Registering your dog assists Council to return your dog in the event of it being impounded, and to notify you in case of an accident.
Click here to access a current Dog Registration Form.
All current registered dog owners will receive an application form to renew registration in the mail.
A dog found wandering at large might be impounded and only released after the payment of fees set by Council.
Unregistered dogs not claimed after Council may dispose of two (2) days.
A person may not allow their dogs to enter shops where food or clothes are sold, (guide dogs are the only exception in this case).
A person shall not set or allow a dog to rush at, attack, worry or put in fear, any person or animal.
The keeper of a dog shall not permit that dog either by itself or together with other dogs to be or to become a nuisance. A dog is considered a nuisance if it is injurious or dangerous to the health of any person - or it is shown to be allowed to behave consistently in a manner contrary to the general interest of the community.
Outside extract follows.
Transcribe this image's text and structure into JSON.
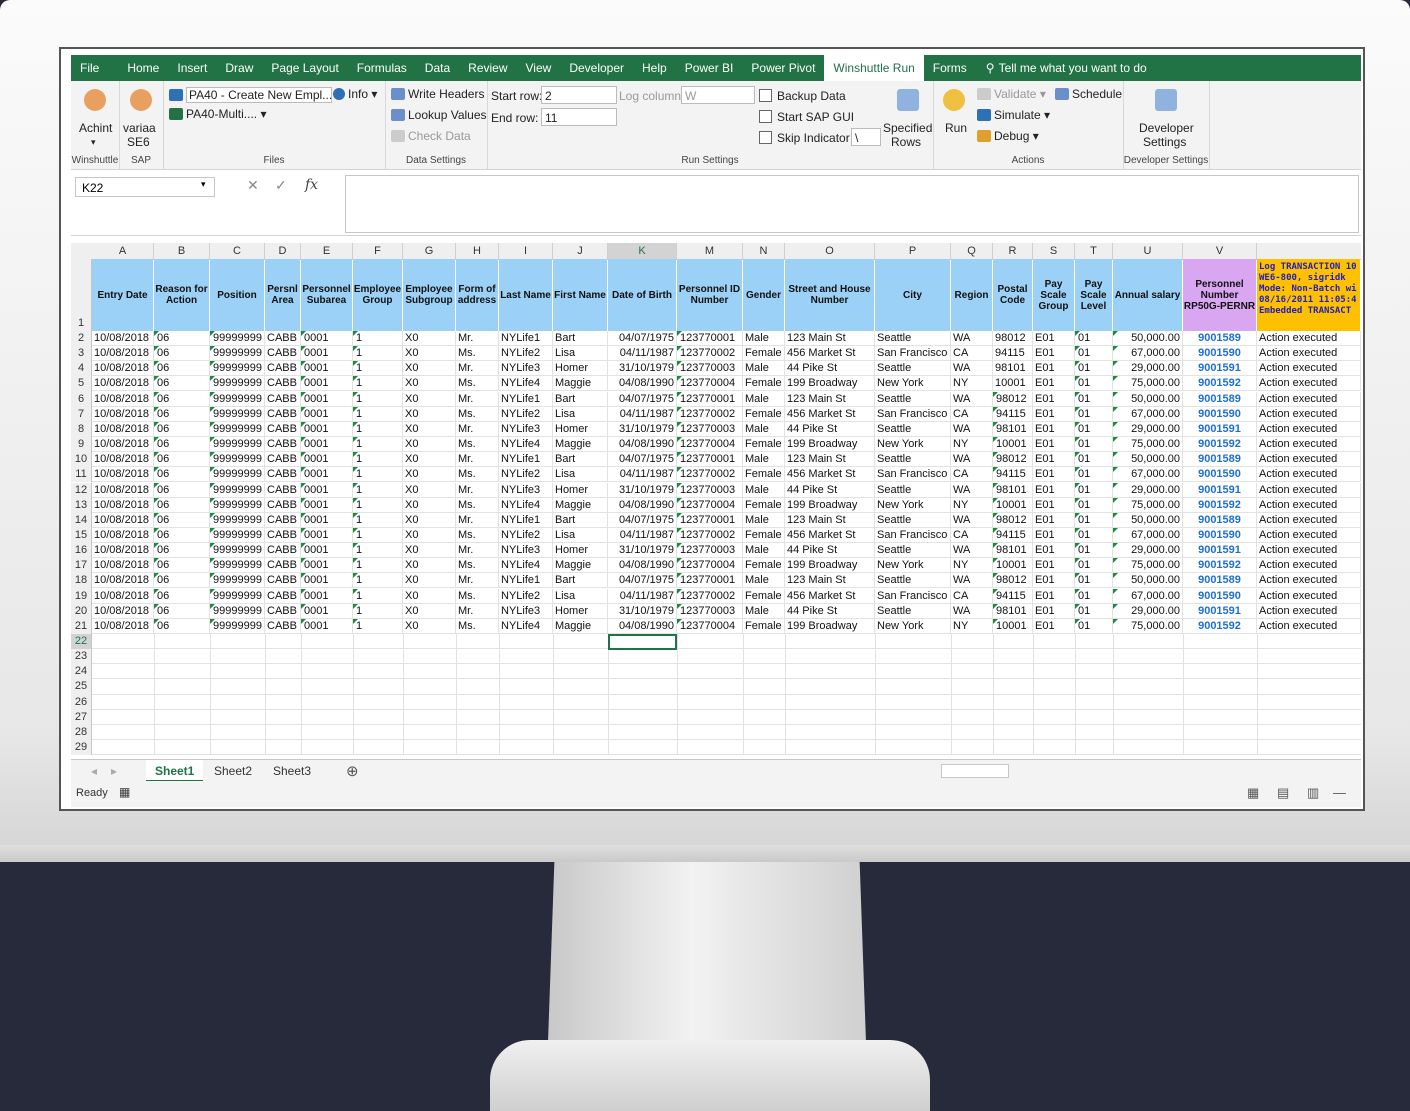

Council may take action for SEIZURE and the DESTRUCTION of nuisance/dangerous animals.
Responsible Cat Owners
As a responsible cat owner ensure that you comply with the law and for the well being of your cat by:
ensuring that they choose a cat appropriate to your circumstances and the environment within which you live;
to protect the peace of the district and the welfare of the cat;
ensuring that your cat is under effective control and supervision at all times, which includes preventing the cat from roaming outside your property and trespassing on private or public land reserves or roadways;
to protect residents amenity, other animals and to avoid vehicle accidents;
taking reasonable steps to ensure your cat is under effective control and supervision with particular emphasis on restricting the cat from National Parks, Reserved land and roadways;
ensuring that their cat does not cause nuisance to wildlife, domestic animals or people's total amenity;
keeping only de-sexed cats unless specifically kept for breeding or neutering of the animal would be detrimental to its health; in which case the animal should always be confined to the owner's property to assist with controlling unwanted populations of stray and feral cats;
providing training and other education for your cat if practical to assist with avoiding nuisance and to maintain control; and
providing adequate veterinary attention to each case as required.